Reports of suspected mortgage fraud rose 42 percent last year as banks became more leery of lies on loan applications.
The Treasury Department's Financial Crimes Enforcement Network said Thursday that there were 52,868 reports for mortgage fraud in 2007, up from 37,313 a year earlier. Mortgage fraud reports were the third-most common type of suspicious activity.
Banks and other financial institutions are required to alert the government of fishy financial transactions such as money laundering or check fraud.
The most common type of mortgage fraud was misrepresentation of income or assets, followed by forged documents, misrepresentation of a borrowers' intent to occupy a property as a primary residence occupancy fraud and inflated appraisals, the government said in an analysis of the report.
"The financial community is becoming increasingly adept at spotting and reporting suspicious activities that may indicate mortgage fraud," James Freis, FinCen's director, said in a statement.
The Treasury Department's enforcement unit singled out mortgage brokers for criticism, noting a growing number of them listed as initiators of the suspected fraud.

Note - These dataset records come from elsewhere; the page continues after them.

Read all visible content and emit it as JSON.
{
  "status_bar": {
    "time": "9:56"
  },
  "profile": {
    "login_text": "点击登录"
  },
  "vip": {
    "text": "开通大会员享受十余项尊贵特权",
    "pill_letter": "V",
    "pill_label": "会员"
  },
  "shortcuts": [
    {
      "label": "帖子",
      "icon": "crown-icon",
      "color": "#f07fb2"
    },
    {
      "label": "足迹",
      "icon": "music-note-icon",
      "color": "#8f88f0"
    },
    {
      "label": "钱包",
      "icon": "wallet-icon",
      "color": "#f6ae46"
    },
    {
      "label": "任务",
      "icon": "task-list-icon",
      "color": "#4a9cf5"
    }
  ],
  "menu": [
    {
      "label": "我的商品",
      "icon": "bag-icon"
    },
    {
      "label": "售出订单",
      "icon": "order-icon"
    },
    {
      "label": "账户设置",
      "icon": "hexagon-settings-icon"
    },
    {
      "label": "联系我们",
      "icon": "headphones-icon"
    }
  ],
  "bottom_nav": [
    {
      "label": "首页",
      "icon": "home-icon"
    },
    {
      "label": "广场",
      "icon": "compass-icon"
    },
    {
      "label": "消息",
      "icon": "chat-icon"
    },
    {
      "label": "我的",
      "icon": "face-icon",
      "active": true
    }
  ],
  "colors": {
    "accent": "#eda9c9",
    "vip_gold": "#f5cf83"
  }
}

Brokers were "intermediaries that did not verify information submitted on the loan application," the report said.
It also cited growth in fraud reports tied to "cash-out" refinancing, in which borrowers are able to pull out equity from their homes.

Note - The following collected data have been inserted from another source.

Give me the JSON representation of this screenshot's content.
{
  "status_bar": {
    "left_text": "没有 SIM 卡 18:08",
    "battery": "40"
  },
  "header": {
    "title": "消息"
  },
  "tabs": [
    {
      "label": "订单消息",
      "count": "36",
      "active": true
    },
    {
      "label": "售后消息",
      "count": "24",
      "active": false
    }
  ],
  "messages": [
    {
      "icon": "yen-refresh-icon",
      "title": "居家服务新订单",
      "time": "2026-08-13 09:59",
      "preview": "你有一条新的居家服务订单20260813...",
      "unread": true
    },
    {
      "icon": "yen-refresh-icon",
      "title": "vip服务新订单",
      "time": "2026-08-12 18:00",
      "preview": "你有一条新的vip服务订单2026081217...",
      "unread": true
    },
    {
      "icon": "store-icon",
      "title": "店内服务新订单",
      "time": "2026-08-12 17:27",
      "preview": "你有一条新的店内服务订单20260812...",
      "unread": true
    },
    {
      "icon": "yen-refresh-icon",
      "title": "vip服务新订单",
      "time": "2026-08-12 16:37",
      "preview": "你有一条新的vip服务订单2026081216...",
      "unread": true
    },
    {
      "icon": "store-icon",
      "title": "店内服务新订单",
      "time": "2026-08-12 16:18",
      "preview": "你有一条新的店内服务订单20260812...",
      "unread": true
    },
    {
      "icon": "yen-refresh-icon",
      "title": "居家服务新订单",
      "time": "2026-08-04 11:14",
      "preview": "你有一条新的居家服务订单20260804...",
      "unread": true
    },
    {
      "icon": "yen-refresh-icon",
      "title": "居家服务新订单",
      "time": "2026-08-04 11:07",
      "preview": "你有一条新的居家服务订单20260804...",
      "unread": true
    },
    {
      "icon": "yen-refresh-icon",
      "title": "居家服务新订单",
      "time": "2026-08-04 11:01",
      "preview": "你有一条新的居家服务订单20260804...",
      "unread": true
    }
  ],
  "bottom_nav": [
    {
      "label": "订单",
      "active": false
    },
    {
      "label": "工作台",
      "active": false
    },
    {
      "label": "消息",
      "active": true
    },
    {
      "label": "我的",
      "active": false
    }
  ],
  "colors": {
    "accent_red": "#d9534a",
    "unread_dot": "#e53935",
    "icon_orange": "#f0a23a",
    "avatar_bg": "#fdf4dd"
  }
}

The report comes a month after the industry-funded Mortgage Asset Research Institute said Florida led the led the nation in mortgage fraud in 2007 for the second-straight year, followed by Nevada, Michigan, California, Utah and Georgia.
The Mortgage Bankers Association has called for more than $31 million over the next five years in new funding for the FBI and Justice Department to fight mortgage fraud, money that would go to new investigators and prosecutors.